MinIO supports setting a bucket-level default encryption key in the KMS with support for AWS-S3 semantics (SSE-S3). Clients can also specify a separate key on the KMS using SSE-KMS request headers.
MinIO will use this KMS to bootstrap its internal key encryption server (KES service) to enable high-performance, per object encryption. Each tenant runs its own KES server in an isolated namespace.
Identity Services
When running MinIO on GCP GKE, customers can manage single sign-on (SSO) through Google’s hosted GCP Cloud Identity or third party OpenID Connect/LDAP compatible identity providers like Okta/Auth0, Google, Facebook, Keycloak, ActiveDirectory and OpenLDAP.
A single, centralized IDP allows administrators to add, change privileges for, or eliminate a user, service account, or group once - and have it be enforced across all public cloud, private cloud and edge MinIO servers. The ability to have a unified identity and access management (IAM) layer independent of the infrastructure provides significant architectural flexibility.
Certificate Management
All traffic from the application to MinIO, including internode traffic, is encrypted with TLS. TLS certificates are used to secure network communications and establish the identity of network-connected resources, such as a MinIO Server.

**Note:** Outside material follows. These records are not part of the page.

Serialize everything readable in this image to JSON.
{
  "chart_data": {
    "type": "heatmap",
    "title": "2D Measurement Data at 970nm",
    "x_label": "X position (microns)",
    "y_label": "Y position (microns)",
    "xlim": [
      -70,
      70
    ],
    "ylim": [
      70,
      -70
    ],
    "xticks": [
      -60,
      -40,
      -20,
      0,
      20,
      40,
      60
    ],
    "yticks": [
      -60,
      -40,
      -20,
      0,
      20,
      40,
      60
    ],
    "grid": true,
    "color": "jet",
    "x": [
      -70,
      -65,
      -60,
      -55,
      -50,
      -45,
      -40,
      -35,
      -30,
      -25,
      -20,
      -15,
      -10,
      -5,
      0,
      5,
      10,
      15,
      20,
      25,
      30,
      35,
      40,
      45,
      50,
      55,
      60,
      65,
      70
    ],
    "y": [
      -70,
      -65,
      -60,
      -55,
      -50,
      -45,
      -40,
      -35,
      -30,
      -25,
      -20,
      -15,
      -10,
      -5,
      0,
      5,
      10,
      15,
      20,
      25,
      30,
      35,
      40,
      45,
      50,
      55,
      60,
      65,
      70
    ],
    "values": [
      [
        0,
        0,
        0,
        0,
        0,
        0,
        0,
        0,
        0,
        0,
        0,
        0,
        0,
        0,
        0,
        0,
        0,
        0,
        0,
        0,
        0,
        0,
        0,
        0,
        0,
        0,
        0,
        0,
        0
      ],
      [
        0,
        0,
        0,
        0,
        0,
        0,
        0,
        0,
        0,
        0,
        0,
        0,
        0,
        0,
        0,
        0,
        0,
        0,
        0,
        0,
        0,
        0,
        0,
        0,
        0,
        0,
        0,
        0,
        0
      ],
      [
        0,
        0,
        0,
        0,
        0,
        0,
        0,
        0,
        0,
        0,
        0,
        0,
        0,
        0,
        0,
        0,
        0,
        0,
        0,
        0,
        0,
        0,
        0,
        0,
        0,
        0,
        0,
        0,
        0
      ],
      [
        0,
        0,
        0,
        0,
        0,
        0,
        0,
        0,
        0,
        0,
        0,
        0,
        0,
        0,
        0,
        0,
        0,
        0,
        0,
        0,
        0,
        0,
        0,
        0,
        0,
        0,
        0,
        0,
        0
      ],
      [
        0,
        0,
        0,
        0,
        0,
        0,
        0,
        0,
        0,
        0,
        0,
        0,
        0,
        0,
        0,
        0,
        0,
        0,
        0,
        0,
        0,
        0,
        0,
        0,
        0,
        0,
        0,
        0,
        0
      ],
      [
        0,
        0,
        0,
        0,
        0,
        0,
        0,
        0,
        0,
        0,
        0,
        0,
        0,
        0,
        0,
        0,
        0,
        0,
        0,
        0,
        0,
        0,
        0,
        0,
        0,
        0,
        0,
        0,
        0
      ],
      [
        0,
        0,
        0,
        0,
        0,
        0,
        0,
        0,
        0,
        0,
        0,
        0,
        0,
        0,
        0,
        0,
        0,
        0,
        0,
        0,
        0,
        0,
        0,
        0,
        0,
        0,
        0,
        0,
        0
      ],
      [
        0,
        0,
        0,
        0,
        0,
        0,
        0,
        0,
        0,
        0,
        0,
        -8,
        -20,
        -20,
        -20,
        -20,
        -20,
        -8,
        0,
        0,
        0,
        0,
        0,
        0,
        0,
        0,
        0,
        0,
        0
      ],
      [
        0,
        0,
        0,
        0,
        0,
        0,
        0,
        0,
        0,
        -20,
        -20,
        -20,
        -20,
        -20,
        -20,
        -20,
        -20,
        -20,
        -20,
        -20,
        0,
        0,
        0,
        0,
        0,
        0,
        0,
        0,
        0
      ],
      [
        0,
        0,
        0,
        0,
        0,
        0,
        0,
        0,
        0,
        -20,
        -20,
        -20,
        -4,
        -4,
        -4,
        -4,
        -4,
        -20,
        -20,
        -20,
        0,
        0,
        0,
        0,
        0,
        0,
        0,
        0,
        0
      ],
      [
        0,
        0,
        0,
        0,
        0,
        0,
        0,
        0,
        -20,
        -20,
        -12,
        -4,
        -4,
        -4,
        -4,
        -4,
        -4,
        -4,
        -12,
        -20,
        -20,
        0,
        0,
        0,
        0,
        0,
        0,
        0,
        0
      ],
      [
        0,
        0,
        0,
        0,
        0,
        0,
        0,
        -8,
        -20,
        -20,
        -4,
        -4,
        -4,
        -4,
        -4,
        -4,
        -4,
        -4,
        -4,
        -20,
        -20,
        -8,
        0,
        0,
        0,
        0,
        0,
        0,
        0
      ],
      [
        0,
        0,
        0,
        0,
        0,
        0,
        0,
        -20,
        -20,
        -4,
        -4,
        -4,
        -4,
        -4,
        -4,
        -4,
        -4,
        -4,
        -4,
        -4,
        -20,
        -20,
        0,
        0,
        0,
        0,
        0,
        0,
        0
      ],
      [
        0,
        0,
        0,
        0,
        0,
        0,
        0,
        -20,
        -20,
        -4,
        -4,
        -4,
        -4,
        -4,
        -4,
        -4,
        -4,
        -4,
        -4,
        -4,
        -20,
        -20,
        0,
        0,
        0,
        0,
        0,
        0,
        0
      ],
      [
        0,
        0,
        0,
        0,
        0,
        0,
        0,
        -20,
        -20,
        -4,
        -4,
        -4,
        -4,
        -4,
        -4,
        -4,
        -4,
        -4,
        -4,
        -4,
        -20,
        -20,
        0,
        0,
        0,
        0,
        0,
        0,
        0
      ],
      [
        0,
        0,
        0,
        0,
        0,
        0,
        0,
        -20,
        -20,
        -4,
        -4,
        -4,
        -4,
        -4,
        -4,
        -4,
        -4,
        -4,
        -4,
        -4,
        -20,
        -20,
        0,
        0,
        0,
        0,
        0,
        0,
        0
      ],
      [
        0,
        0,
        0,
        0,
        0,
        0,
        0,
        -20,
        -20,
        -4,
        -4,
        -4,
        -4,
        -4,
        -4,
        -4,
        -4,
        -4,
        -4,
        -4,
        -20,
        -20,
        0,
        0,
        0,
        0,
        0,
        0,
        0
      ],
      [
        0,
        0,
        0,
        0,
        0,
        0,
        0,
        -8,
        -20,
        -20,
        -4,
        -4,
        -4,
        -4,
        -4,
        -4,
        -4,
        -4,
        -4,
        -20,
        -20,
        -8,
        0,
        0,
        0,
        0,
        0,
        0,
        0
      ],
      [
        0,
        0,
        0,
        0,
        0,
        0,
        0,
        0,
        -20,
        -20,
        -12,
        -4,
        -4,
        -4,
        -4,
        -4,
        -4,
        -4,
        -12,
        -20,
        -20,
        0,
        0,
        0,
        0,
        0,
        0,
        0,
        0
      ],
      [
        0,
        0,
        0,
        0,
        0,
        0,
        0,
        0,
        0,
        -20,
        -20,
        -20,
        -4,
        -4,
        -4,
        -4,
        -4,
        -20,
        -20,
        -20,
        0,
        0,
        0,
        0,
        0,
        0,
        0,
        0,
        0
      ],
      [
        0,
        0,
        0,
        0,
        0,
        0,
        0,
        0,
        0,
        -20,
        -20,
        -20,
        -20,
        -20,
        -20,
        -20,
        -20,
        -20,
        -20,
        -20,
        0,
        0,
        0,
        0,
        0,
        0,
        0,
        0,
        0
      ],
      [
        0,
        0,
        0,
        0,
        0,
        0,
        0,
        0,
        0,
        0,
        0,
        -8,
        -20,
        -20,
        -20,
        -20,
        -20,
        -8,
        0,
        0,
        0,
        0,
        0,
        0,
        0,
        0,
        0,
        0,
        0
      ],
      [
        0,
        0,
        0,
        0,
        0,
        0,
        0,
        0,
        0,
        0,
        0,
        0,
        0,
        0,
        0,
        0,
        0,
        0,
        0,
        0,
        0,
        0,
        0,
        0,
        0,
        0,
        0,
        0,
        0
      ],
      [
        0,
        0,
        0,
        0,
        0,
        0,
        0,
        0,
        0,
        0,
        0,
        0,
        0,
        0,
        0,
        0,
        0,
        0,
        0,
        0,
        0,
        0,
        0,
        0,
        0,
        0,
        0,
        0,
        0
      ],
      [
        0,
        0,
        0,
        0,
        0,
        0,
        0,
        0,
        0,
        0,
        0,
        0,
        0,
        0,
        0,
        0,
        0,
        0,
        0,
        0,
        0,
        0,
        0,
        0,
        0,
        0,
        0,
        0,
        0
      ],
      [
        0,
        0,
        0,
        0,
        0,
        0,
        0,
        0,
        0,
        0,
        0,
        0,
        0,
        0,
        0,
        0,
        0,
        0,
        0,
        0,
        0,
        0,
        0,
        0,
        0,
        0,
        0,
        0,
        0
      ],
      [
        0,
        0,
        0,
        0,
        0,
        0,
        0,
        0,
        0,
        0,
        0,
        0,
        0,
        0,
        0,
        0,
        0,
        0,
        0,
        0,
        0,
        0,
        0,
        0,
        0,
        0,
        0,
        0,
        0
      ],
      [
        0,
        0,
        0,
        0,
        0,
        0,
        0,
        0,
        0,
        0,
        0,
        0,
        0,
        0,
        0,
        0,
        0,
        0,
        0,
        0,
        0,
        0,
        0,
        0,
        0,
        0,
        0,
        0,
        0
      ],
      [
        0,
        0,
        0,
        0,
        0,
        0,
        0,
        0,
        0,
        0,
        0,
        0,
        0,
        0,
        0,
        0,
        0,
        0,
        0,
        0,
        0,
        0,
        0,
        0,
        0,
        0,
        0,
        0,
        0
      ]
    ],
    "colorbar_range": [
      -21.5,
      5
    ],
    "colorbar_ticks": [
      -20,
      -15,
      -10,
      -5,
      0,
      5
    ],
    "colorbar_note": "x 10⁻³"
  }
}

MinIO integrates with GKE Managed Certificates to configure, provision, manage and update certificates for the MinIO tenants. The tenants are completely isolated from each other in their own Kubernetes namespace with their own certificates for improved security.
Monitoring and Alerting
GCP provides robust monitoring capabilities for GKE using Google Cloud Stackdriver. We recommend using Google Cloud Stackdriver as a Prometheus-compatible system for monitoring and alerting when deploying MinIO on GKE. The reason for this recommendation is that MinIO publishes every object storage related Prometheus metric imaginable, from bucket capacity to access metrics. Those metrics can be collected and visualized in any Prometheus-compatible tool (Stackdriver being native to GCP) or in the MinIO Console.
Monitoring services scrape the MinIO Prometheus endpoint at regular intervals. These same tools can also be used to establish baselines and set alert thresholds for notifications, which can then be routed to a notification platform such as PagerDuty or Freshservice.
Logging and Auditing
Enabling MinIO auditing generates a log for every operation on the object storage cluster. In addition to the audit log, MinIO also logs console errors for operational troubleshooting purposes.
MinIO recommends outputting logs to GCP Cloud Logging or an Elastic Stack depending on architectural goals.